Monday, June 22, 2009
Summer Solstice Snapper
Yesterday Charlie was sitting at the dining room table writing a paper for a class he's taking and he looked up and noticed a big piece of something in the road. As he watched, the big piece of something made its way across the road and into the yard of the abandoned house next door.
He and the cats went out to check it out and discovered a large common snapping turtle looking for someplace to lay her eggs. There are a lot of sandy spots closer to the river than our yard so it was surprising to see a turtle prowling around. It's been a very, very rainy Spring/Summer and it could be that all of the lower spots close to the river were too wet. Who knows, but in 100 days, I'll be watching for a crop of baby snapping turtles trying to find their way to the river.

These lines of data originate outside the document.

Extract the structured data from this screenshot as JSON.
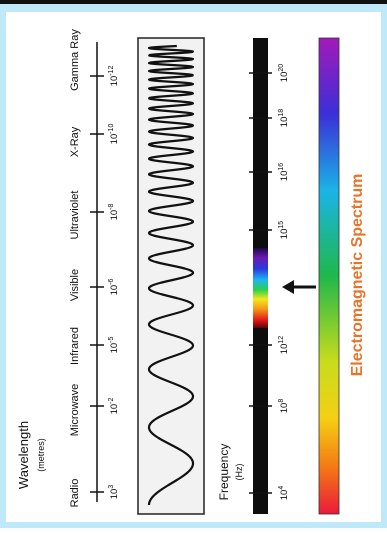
{
  "colors": {
    "frame": "#bfe8f8",
    "band_bg": "#f2f2f2",
    "ink": "#111111",
    "title": "#e8742a"
  },
  "wavelength": {
    "label": "Wavelength",
    "unit": "(metres)",
    "ticks": [
      {
        "base": "10",
        "exp": "3"
      },
      {
        "base": "10",
        "exp": "-2"
      },
      {
        "base": "10",
        "exp": "-5"
      },
      {
        "base": "10",
        "exp": "-6"
      },
      {
        "base": "10",
        "exp": "-8"
      },
      {
        "base": "10",
        "exp": "-10"
      },
      {
        "base": "10",
        "exp": "-12"
      }
    ]
  },
  "regions": [
    "Radio",
    "Microwave",
    "Infrared",
    "Visible",
    "Ultraviolet",
    "X-Ray",
    "Gamma Ray"
  ],
  "frequency": {
    "label": "Frequency",
    "unit": "(Hz)",
    "ticks": [
      {
        "base": "10",
        "exp": "4"
      },
      {
        "base": "10",
        "exp": "8"
      },
      {
        "base": "10",
        "exp": "12"
      },
      {
        "base": "10",
        "exp": "15"
      },
      {
        "base": "10",
        "exp": "16"
      },
      {
        "base": "10",
        "exp": "18"
      },
      {
        "base": "10",
        "exp": "20"
      }
    ]
  },
  "title": "Electromagnetic Spectrum",
  "icons": {
    "visible_pointer": "arrow-left-icon"
  }
}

I had been off visiting my parents during the turtle invasion and when I got home Charlie had the kitties safely inside and was outside watching it. He dubbed it the summer solstice snapper.
From what I have read about snapping turtles, the mother will travel great distances from her muddy bottom home to find the right spot to lay her eggs. Once she finds the right spot, she will moisten the ground with her urine, dig the hole with her powerful hind legs, lay her eggs and then smooth the nest out by sliding over it with her smooth underside (plastron). Apparently, this nesting time is dangerous for everyone involved. Racoons and foxes often dig up the nests and eat the eggs and mother turtles traveling from their safe water homes must cross roads exposing themselves to predators and cars and cajun cooks looking for the title ingredient in turtle soup.
I was able to watch the turtle for a little while as she made her way to wherever she was going. She had a very long tail that was thick at the base (apparently the thick part of the tail is the tastiest meat for turtle soup afficionados). When she would stop and stretch out her neck it was very long. She could draw both the thick part of her tail and her head deep inside her shell.
Snapping turtles mothers (like queen honeybees) can hold the sperm inside of them for more than one season, releasing it when necessary to fertilize her eggs. A few weeks ago, Seabrooke wrote a very interesting piece about snapping turtle eggs here.
So, one hundred days takes us to late September--not very much time for the little turtles to make it to the river and burrow into the mud before the winter.